Unity applied to set aside the creditor's statutory demand on two bases: firstly, that there was genuine dispute as to the existence of the debt; and, secondly, that the affidavit was not contemporaneous with the demand, having been sworn one day before the date of the demand.

His Honour's judgment focused on the second basis propounded by Unity.

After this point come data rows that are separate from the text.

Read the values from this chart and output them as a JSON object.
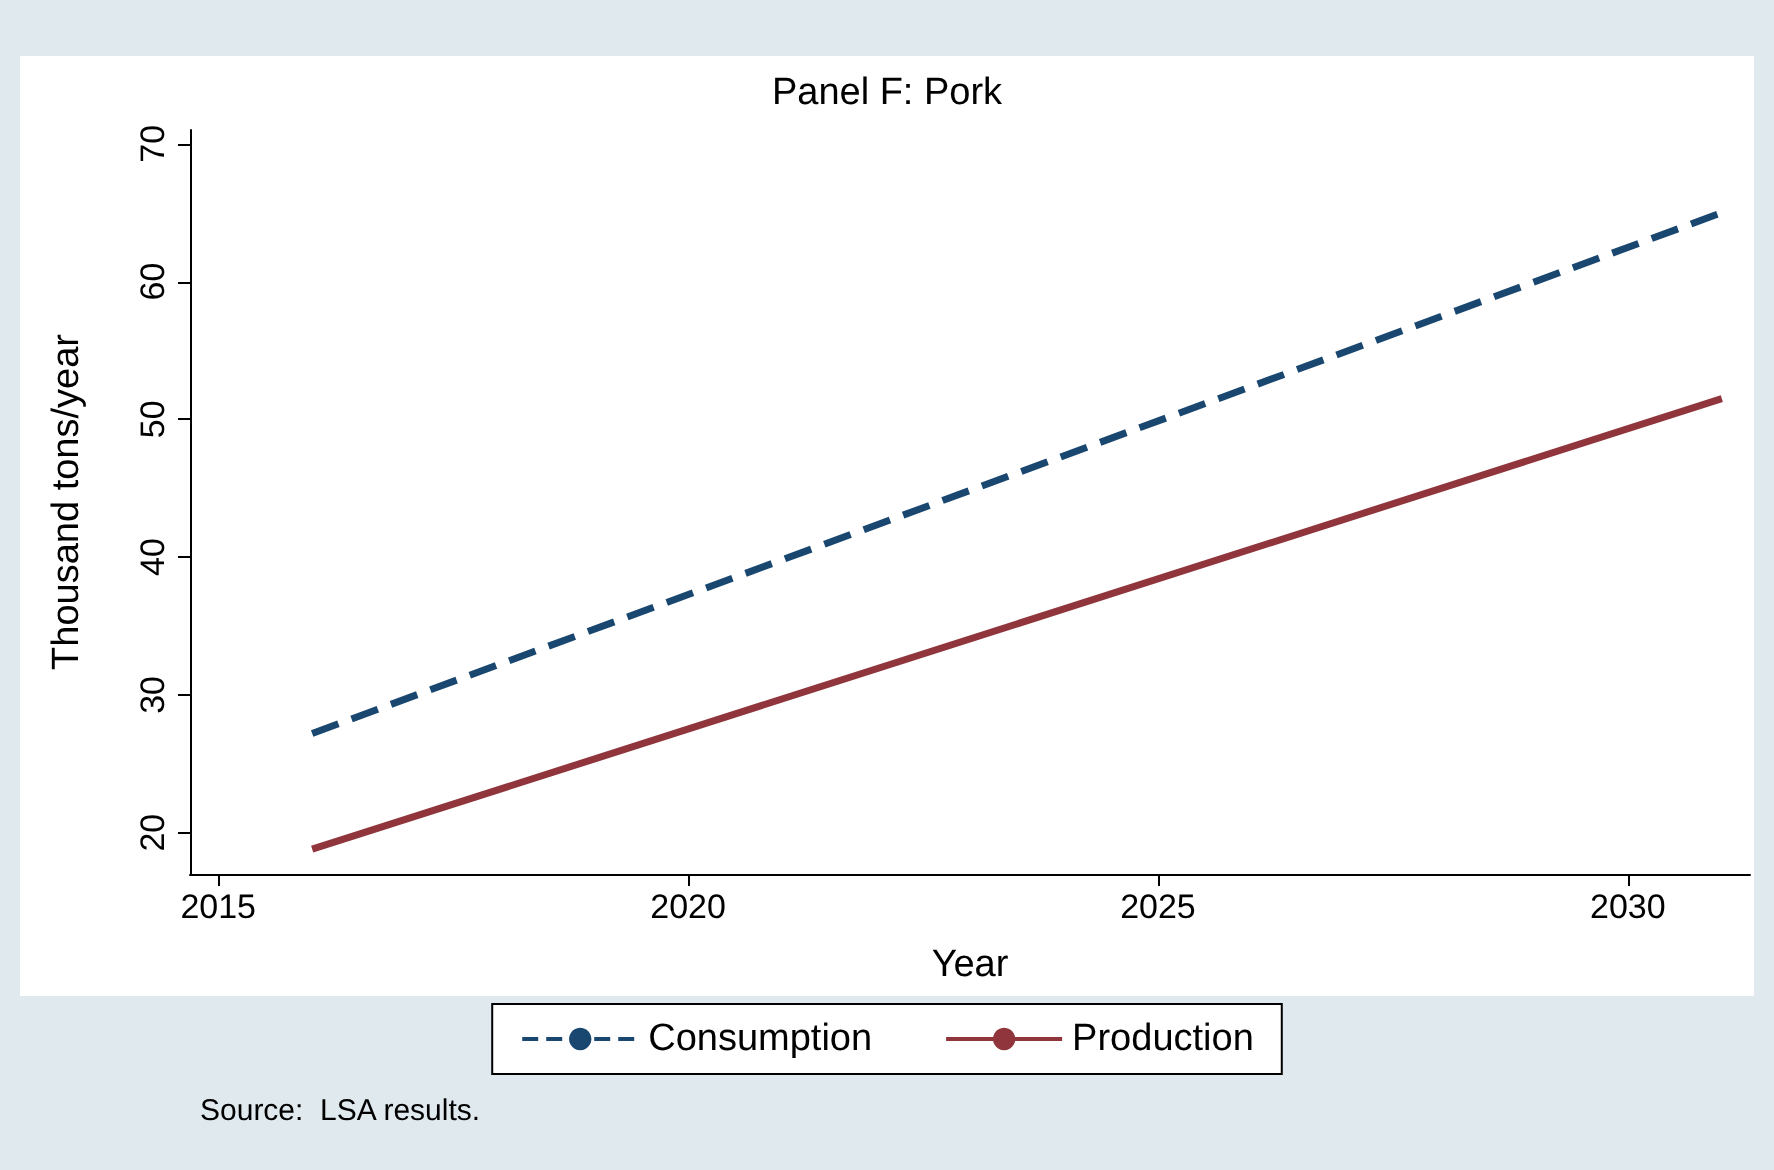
{
  "chart_data": {
    "type": "line",
    "title": "Panel F: Pork",
    "xlabel": "Year",
    "ylabel": "Thousand tons/year",
    "x": [
      2016,
      2031
    ],
    "series": [
      {
        "name": "Consumption",
        "color": "#1a476f",
        "line_style": "dashed",
        "values": [
          27.2,
          65
        ]
      },
      {
        "name": "Production",
        "color": "#90353b",
        "line_style": "solid",
        "values": [
          18.8,
          51.5
        ]
      }
    ],
    "xlim": [
      2014.7,
      2031.3
    ],
    "xticks": [
      2015,
      2020,
      2025,
      2030
    ],
    "ylim": [
      17,
      71
    ],
    "yticks": [
      20,
      30,
      40,
      50,
      60,
      70
    ],
    "grid": false,
    "legend": "bottom",
    "marker": "none",
    "annotations": [
      "Source:  LSA results."
    ]
  }
}
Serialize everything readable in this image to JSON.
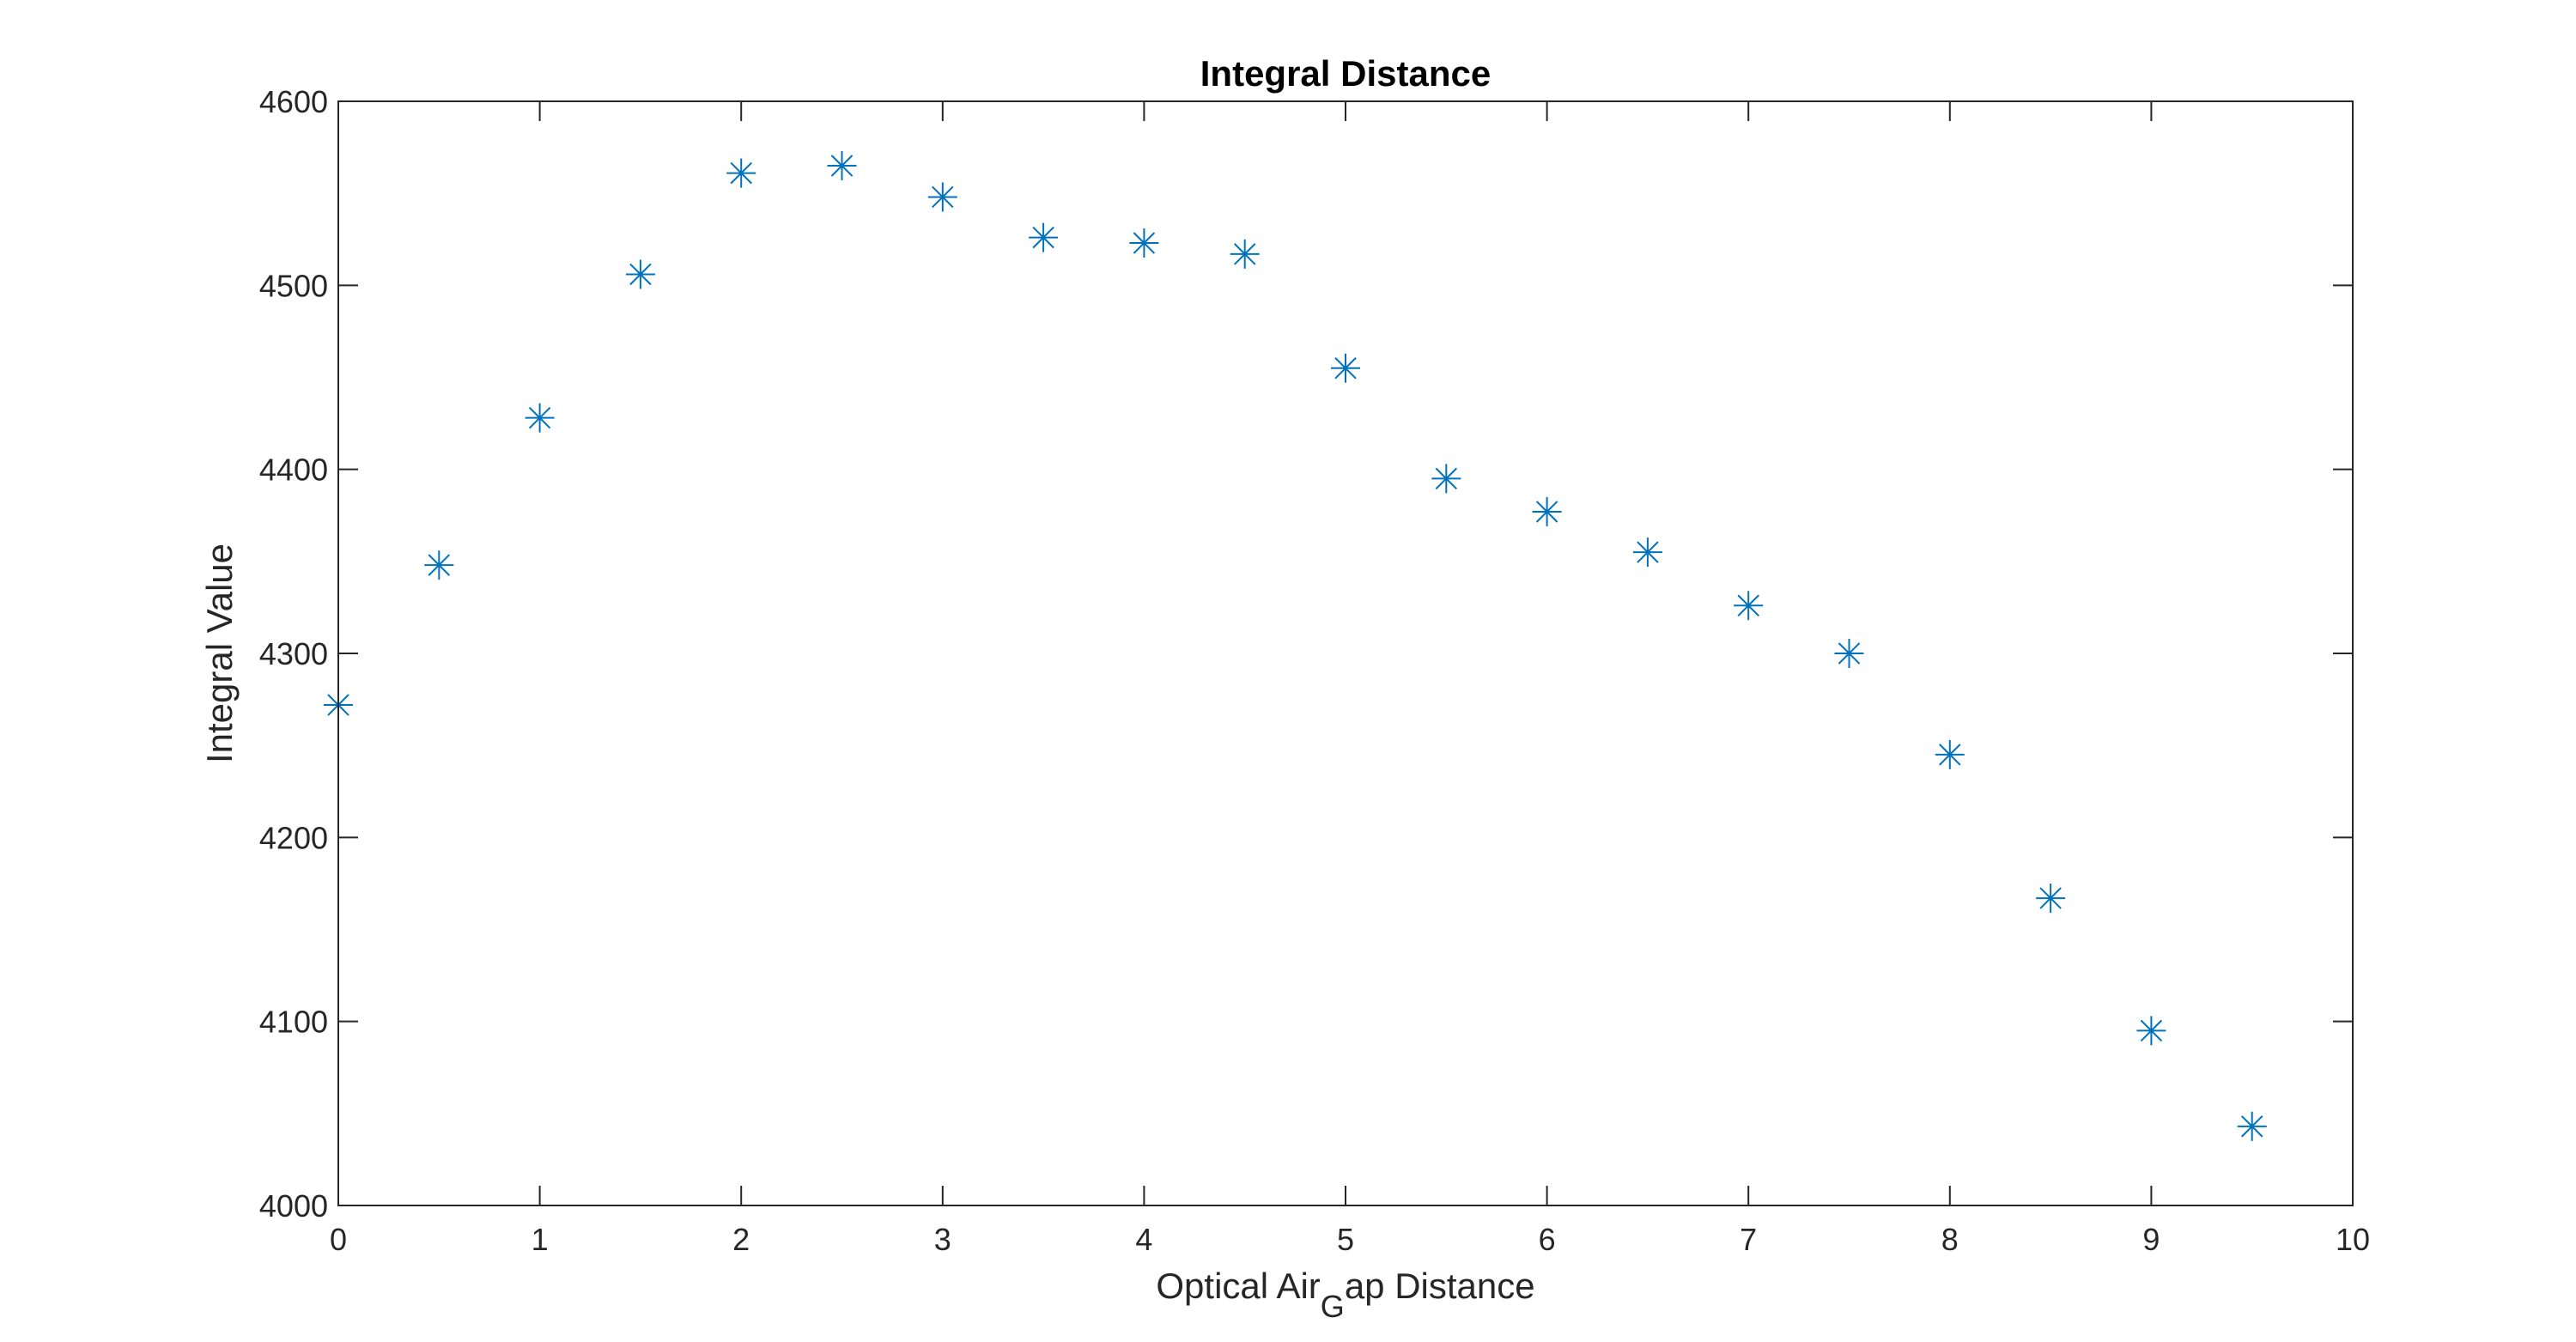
{
  "chart_data": {
    "type": "scatter",
    "title": "Integral Distance",
    "xlabel": {
      "prefix": "Optical Air",
      "subscript": "G",
      "suffix": "ap Distance"
    },
    "ylabel": "Integral Value",
    "xlim": [
      0,
      10
    ],
    "ylim": [
      4000,
      4600
    ],
    "xticks": [
      0,
      1,
      2,
      3,
      4,
      5,
      6,
      7,
      8,
      9,
      10
    ],
    "yticks": [
      4000,
      4100,
      4200,
      4300,
      4400,
      4500,
      4600
    ],
    "grid": false,
    "marker": "asterisk",
    "marker_color": "#0072BD",
    "series": [
      {
        "x": [
          0,
          0.5,
          1,
          1.5,
          2,
          2.5,
          3,
          3.5,
          4,
          4.5,
          5,
          5.5,
          6,
          6.5,
          7,
          7.5,
          8,
          8.5,
          9,
          9.5
        ],
        "y": [
          4272,
          4348,
          4428,
          4506,
          4561,
          4565,
          4548,
          4526,
          4523,
          4517,
          4455,
          4395,
          4377,
          4355,
          4326,
          4300,
          4245,
          4167,
          4095,
          4043
        ]
      }
    ]
  }
}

Section 459E(3) of the Corporations Act 2001 provides:

"(3) Unless the debt ... is a judgment debt, the demand must be accompanied by an affidavit that:

  1. verifies that the debt, or the total of the amounts of the debts, is due and payable by the company; and
  2. complies with the rules."

His Honour held that it is implicit in section 459E(3) that that the affidavit must refer to the alleged debt as at the date of the creditor's statutory demand. This reasoning is a new line of authority in New South Wales. Brereton J held that an affidavit in support of a creditor's statutory demand sworn one day before the date of the creditor's statutory demand is ineffective as it does not verify the existence of the debt as at the date of the demand:

"If an affidavit sworn one day early were held to be compliant, then what is there to distinguish that from one two days early, as was held non-compliant in Wildtown Holdings, or four days early, as was held non-compliant in Technology Licensing, other than some approach akin to the length of the chancellor's foot".

Two days before the hearing, SV Partners sought to cure the defect, presumably without admission, by serving an affidavit which deposed that the debt was due and payable as at the date of the creditor's statutory demand and remained so. His Honour held that the updating affidavit did not meet the requirement that the demand was accompanied by an affidavit that verified the debt. His Honour noted, in obiter, that if an updating affidavit was served at the same time as the creditor's statutory demand, or within the 21 day period from compliance with the creditor's statutory demand, the uncompliant affidavit may not be a basis to set aside the creditor's statutory demand.

Similarly strict time frames apply for:

  • the filing and service of applications to set aside creditor's statutory demands. The courts do not have any discretion to extend the time for filing or service of such applications beyond the 21 days provided in the legislation.
  • the presumption of insolvency that arises by reason of a failure to respond a creditor's statutory demand. Wind up proceedings must be commenced with three months of the expiration of the time frame to respond to the statutory demand.